Directed by: Doug Liman
Written by:Jez Butterworth, John-Henry Butterworth
Starring: Naomi Watts, Sean Penn, Ty Burrell, Sam Shepard, Bruce McGill, Noah Emmerich
Released: November 25, 2010
Grade: B

Those who enjoy a good spy thriller will be interested to hear the true story of the Valerie Plame.  She commenced work for the CIA in 1985 and was involved in a number of undercover operations across the globe.

I’ve always been fascinated by those who work for the CIA.  Effectively, Valerie lived a double life.  One part of her was at home with her husband and kids.  The other part was off gathering intelligence in places like Athens and Brussels.  How does one pull that off?

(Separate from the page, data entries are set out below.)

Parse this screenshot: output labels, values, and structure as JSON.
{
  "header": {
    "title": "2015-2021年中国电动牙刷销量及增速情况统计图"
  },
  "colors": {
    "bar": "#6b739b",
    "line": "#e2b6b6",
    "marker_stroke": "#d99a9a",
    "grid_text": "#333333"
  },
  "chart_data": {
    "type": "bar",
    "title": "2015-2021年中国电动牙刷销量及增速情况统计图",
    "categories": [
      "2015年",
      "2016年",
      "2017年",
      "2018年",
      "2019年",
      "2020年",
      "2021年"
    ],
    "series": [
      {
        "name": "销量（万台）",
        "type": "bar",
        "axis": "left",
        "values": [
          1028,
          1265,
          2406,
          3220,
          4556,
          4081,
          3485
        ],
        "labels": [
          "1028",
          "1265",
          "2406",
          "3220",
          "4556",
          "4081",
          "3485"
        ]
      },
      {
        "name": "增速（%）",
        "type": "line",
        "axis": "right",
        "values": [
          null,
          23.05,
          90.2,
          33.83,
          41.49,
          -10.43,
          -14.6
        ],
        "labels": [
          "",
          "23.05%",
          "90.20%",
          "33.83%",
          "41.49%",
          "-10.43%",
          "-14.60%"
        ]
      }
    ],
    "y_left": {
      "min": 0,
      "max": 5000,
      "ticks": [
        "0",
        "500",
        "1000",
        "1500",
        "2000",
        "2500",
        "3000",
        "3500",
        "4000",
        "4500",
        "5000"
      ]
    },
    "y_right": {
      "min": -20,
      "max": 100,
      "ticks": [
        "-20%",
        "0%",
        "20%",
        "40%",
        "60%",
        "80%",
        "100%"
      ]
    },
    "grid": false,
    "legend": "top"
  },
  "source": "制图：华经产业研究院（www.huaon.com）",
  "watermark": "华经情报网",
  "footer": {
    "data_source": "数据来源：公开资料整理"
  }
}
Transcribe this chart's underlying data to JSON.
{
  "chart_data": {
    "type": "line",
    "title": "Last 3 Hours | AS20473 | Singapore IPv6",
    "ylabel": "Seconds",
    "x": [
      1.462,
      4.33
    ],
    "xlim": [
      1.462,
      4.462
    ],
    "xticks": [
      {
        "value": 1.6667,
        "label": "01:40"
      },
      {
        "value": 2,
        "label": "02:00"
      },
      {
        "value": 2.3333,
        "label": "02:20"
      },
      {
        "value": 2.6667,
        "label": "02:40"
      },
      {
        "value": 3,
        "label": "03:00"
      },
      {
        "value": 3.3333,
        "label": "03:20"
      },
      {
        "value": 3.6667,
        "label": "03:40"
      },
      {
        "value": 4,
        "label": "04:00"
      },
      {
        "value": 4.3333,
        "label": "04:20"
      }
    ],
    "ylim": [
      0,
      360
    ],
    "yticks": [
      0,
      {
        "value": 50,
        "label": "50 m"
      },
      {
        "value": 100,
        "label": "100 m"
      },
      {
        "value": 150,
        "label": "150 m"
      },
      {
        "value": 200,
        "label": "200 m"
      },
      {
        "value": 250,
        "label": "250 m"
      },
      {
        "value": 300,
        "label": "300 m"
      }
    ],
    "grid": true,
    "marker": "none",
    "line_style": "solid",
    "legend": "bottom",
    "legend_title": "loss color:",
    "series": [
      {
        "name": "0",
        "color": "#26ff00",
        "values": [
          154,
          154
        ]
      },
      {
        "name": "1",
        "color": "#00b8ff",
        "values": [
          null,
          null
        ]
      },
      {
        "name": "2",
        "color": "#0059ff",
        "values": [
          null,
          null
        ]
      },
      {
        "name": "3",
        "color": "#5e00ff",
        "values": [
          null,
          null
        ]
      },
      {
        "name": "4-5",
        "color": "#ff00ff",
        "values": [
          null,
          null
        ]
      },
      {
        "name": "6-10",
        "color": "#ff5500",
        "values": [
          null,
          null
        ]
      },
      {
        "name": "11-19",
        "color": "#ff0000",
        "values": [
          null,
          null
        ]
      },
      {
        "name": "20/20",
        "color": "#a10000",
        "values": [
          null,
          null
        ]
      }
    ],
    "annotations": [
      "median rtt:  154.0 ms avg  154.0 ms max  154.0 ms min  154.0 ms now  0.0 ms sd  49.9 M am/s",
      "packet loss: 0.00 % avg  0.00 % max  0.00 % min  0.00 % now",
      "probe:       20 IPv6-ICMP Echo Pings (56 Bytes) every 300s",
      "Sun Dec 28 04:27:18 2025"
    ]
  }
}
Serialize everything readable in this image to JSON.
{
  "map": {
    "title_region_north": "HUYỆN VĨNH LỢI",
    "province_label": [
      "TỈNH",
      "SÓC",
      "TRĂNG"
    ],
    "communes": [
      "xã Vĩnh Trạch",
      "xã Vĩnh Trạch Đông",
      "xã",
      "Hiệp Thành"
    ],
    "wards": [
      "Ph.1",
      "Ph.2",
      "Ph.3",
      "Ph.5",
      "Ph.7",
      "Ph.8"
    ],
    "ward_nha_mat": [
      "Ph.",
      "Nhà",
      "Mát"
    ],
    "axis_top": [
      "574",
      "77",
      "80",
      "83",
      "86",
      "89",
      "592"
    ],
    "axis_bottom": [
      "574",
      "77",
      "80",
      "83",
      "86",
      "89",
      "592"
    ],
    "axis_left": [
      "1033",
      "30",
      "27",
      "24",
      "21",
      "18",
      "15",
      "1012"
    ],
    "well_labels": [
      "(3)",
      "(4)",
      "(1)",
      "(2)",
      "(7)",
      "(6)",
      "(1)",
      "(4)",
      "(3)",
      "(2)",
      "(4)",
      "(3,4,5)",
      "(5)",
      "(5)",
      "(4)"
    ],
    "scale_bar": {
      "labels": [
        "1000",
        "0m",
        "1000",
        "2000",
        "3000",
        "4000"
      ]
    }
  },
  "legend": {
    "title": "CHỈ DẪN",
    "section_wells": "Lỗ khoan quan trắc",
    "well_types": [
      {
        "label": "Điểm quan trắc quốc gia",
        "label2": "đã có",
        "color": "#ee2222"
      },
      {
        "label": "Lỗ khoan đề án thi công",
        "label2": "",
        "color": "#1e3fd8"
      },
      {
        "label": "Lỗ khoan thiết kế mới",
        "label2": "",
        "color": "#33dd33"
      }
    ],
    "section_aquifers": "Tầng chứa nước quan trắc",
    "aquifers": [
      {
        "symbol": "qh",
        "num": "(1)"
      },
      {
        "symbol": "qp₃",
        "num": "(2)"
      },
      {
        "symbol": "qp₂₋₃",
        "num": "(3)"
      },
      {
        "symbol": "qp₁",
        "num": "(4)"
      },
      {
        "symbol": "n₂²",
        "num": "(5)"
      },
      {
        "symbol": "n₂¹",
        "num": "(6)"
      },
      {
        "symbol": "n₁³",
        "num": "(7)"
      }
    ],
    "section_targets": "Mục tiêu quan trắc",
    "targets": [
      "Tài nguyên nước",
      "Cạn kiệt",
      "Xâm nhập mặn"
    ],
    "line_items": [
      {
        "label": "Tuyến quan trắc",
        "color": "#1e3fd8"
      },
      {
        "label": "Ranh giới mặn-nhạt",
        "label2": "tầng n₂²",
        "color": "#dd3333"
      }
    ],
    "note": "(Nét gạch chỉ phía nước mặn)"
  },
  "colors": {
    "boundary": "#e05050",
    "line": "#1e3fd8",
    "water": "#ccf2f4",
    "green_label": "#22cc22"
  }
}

There’s a fun scene early in the film when Valerie and her husband, Joe, are hosting a dinner party.  The topic of conversation turns to politics and things get quite heated.  Valerie would love to set the record straight and give everyone the truth - the “inside information” that’s kept from the public.  Unfortunately, she has to sit there and pretend to know little about the subject matter.  It doesn’t stop Joe going on a tirade however.

Valerie’s successful career came to an abrupt end in 2003 when she was named as a CIA agent by a journalist for the Washington Post.  Her identity had been revealed.  She was no longer of value to the agency.  How had this happened?  Who had leaked the information to the press?  Was it retaliation for her husband’s harsh words in the public against the Bush administration?  Something didn’t add up and she seemly had few allies within the CIA.

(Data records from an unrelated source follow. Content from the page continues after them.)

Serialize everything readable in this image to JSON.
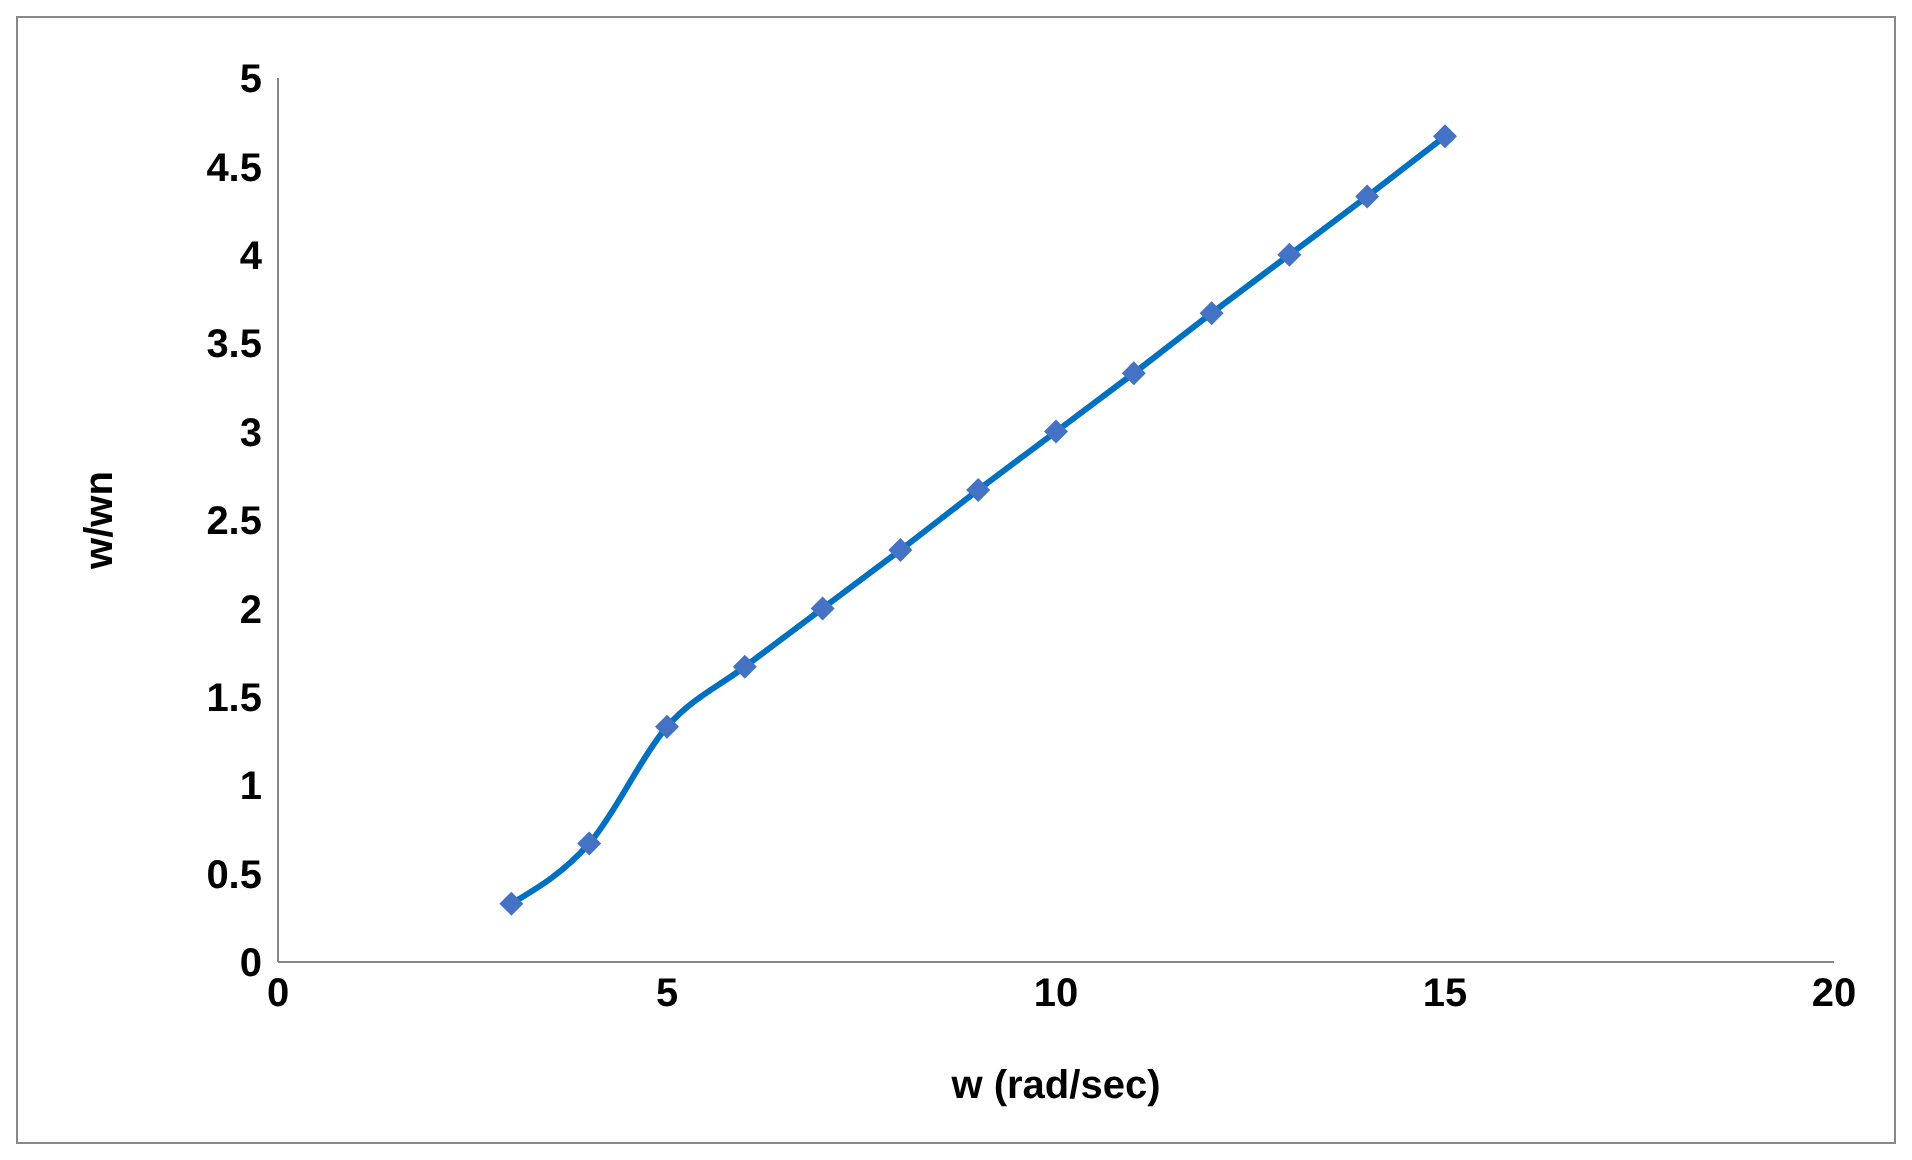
{
  "chart_data": {
    "type": "line",
    "xlabel": "w (rad/sec)",
    "ylabel": "w/wn",
    "x": [
      3,
      4,
      5,
      6,
      7,
      8,
      9,
      10,
      11,
      12,
      13,
      14,
      15
    ],
    "series": [
      {
        "color": "#0070c0",
        "values": [
          0.33,
          0.67,
          1.33,
          1.67,
          2,
          2.33,
          2.67,
          3,
          3.33,
          3.67,
          4,
          4.33,
          4.67
        ]
      }
    ],
    "xlim": [
      0,
      20
    ],
    "xticks": [
      0,
      5,
      10,
      15,
      20
    ],
    "ylim": [
      0,
      5
    ],
    "yticks": [
      0,
      0.5,
      1,
      1.5,
      2,
      2.5,
      3,
      3.5,
      4,
      4.5,
      5
    ],
    "grid": false,
    "legend": false,
    "marker": "diamond",
    "line_style": "solid"
  }
}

Fair Game is based on the separate novels written by our two protagonists – Valerie Plame and her husband, Joe Wilson.  It’s an interesting story.  For those who don’t already know the end to this tale, you’ll realise there were a lot of important people involved in the cover up.  They were determined to destroy Valerie’s reputation for their own political gain.  I’m sure it’s not the first time this has happened.

This film is hindered by its screenplay.  A few supporting characters are thrown into the mix (such as their parents, children and friends) but I’m still unsure as to their purpose.  I wanted to see the effect that this ordeal had on those around them but the script chooses not to go into detail.  Why?  Sam Shepard is introduced late as Valerie’s father but offers very little (especially for an actor such as himself).

My criticisms regarding the story's delivery are largely negated by the strong performances from Sean Penn and Naomi Watts.  This isn’t the first time we’ve seen them together.  They appeared opposite each other in 21 Grams and The Assassination Of Richard Nixon.

It’s not a bad effort from director Doug Liman (Go, Swingers) but I expected something with more punch.